Reconfigurable Neural Network Accelerator Using 3-D Stacked Memory Supporting Compressed Weights

Principal Investigator Anantha Chandrakasan


The recent success of machine learning, with the help of emerging techniques, such as convolutional neural networks, have been rapidly changing the way many traditional signal processing problems are being solved, including vision processing, speech recognition, and other prediction and optimization problems. However, neural networks require a large number of weight parameters and processing power that are difficult to accommodate efficiently using a normal CPU architec- ture. This necessitates dedicated on-chip solutions.

A major challenge in recent on-chip neural network processors is reducing the energy consumed by memory accesses, as the cost for data operations becomes relatively cheaper than the cost for data movement in recently advanced processes.

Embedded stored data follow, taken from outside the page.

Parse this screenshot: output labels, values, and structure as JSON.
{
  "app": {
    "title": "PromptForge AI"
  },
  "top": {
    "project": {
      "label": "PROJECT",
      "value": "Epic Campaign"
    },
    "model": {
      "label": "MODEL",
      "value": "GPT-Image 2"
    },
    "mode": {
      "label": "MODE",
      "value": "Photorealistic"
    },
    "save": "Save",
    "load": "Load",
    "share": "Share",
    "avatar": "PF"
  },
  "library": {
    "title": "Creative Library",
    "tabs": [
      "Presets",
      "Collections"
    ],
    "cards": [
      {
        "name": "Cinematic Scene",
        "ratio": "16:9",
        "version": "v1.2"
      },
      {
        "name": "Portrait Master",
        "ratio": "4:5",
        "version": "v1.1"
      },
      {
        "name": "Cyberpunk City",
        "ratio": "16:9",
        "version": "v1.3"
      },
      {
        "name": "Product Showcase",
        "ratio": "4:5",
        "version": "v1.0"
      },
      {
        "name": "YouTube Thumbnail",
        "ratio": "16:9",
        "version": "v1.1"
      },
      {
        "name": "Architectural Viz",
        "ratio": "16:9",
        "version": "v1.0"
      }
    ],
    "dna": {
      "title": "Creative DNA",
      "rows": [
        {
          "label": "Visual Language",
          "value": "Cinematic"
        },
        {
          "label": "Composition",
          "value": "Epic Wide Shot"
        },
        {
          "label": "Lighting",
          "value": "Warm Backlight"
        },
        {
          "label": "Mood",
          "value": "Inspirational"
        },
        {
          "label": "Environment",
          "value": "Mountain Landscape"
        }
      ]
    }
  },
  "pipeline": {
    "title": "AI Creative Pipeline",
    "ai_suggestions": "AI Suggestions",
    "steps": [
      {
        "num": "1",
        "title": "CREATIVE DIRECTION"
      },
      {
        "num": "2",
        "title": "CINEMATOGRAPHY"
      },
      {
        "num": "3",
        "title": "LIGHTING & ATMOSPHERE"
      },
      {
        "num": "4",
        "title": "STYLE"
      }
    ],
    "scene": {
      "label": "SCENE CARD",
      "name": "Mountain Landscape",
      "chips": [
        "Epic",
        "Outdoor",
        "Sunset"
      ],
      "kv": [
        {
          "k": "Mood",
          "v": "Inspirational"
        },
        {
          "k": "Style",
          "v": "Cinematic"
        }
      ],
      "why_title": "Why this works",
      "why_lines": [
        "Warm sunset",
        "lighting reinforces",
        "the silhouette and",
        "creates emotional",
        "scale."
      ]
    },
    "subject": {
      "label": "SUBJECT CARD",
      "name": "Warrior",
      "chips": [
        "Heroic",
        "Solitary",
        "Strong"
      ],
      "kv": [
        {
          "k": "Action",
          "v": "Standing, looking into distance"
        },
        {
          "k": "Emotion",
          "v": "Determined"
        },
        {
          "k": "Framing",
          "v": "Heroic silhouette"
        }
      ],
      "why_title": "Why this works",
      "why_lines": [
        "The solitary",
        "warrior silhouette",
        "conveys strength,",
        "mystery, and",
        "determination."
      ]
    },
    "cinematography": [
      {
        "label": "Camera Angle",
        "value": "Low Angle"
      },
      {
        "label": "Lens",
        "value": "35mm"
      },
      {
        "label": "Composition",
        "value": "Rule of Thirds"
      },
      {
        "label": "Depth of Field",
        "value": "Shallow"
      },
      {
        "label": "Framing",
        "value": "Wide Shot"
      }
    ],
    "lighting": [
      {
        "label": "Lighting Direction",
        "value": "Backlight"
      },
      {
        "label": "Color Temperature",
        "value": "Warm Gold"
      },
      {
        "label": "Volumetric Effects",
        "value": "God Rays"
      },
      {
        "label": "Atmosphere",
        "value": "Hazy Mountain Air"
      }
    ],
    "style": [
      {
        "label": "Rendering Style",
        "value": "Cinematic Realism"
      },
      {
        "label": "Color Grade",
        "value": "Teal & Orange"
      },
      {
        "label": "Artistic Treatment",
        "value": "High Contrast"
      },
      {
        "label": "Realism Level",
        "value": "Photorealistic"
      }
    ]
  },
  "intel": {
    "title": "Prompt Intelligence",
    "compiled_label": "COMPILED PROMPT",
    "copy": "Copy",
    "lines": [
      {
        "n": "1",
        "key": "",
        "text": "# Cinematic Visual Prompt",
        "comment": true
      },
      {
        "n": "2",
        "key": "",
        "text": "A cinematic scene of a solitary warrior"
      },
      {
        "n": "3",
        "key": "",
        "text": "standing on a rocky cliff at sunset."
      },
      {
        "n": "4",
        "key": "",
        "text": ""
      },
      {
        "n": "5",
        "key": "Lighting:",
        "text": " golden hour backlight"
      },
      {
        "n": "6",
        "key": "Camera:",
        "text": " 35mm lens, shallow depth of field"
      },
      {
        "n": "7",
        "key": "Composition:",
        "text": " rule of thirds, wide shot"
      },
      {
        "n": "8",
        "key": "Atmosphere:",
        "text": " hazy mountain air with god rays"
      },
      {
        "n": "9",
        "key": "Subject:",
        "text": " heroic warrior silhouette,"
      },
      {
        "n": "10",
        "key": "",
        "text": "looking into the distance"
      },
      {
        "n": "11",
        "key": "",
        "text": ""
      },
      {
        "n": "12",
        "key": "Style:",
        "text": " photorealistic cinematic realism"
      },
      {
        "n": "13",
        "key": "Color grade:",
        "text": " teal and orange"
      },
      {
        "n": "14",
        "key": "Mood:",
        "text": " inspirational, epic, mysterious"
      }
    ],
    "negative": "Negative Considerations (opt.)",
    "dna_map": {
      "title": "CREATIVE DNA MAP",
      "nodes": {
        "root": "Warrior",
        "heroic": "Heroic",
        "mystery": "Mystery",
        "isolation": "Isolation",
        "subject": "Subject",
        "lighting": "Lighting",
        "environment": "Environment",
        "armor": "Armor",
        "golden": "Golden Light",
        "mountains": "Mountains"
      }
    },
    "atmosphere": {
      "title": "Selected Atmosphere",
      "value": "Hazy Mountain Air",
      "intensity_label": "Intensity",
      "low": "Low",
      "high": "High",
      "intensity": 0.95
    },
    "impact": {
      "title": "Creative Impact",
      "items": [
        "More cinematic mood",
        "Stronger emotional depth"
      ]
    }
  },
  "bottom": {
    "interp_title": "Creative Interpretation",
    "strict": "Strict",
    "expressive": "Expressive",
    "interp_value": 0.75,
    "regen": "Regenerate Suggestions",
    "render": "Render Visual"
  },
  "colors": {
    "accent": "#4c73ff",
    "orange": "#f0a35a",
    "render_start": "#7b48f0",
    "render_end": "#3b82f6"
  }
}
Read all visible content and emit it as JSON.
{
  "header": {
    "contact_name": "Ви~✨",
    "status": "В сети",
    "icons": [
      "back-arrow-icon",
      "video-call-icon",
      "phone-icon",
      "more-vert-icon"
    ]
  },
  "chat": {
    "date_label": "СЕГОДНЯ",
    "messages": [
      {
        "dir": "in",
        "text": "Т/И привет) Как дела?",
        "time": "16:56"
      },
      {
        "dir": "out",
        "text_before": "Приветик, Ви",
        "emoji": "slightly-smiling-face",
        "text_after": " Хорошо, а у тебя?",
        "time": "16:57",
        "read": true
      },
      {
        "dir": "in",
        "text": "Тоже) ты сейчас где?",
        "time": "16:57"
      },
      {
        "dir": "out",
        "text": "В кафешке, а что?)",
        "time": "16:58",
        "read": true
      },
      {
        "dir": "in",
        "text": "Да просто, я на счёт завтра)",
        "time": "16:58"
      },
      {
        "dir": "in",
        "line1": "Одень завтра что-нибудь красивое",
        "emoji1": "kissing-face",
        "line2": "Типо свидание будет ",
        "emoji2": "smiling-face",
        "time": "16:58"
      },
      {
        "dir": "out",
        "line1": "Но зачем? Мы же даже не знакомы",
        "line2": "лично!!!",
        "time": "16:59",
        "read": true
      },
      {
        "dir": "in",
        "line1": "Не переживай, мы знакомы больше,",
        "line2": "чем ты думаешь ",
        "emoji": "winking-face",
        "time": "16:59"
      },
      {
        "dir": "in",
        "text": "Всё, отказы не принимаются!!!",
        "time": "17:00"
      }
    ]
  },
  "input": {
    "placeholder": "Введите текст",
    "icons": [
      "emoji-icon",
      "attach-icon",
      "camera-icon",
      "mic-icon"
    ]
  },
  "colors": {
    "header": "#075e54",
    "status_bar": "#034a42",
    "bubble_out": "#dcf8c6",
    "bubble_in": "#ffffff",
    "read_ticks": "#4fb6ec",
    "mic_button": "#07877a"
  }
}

One approach is to simply reduce the amount of data movement by using compression schemes (i.e., reducing the bit-width of weights and activations).

Han, et al. develop a deep compression technique to non-uniformly quantize floating point weights to 4-bit values, without any loss of accuracy. This was further extended to quantizing to only 2-bit ternary weights. Another approach is to increase the memory capacity, for example with 3-D stacked memory, to reduce the required number of costly external DRAM accesses.

The proposed design takes full advantage of these compression schemes by directly integrating the decompression within the processing element. In addition, the design can be reconfigured to perform more general fixed-point computations with variable bit-widths. Combining this with a closely integrated memory chip through 3-D stacking makes it possible to run large networks with less data movement to and from the external DRAM, resulting in improved energy efficiency compared to other implementations.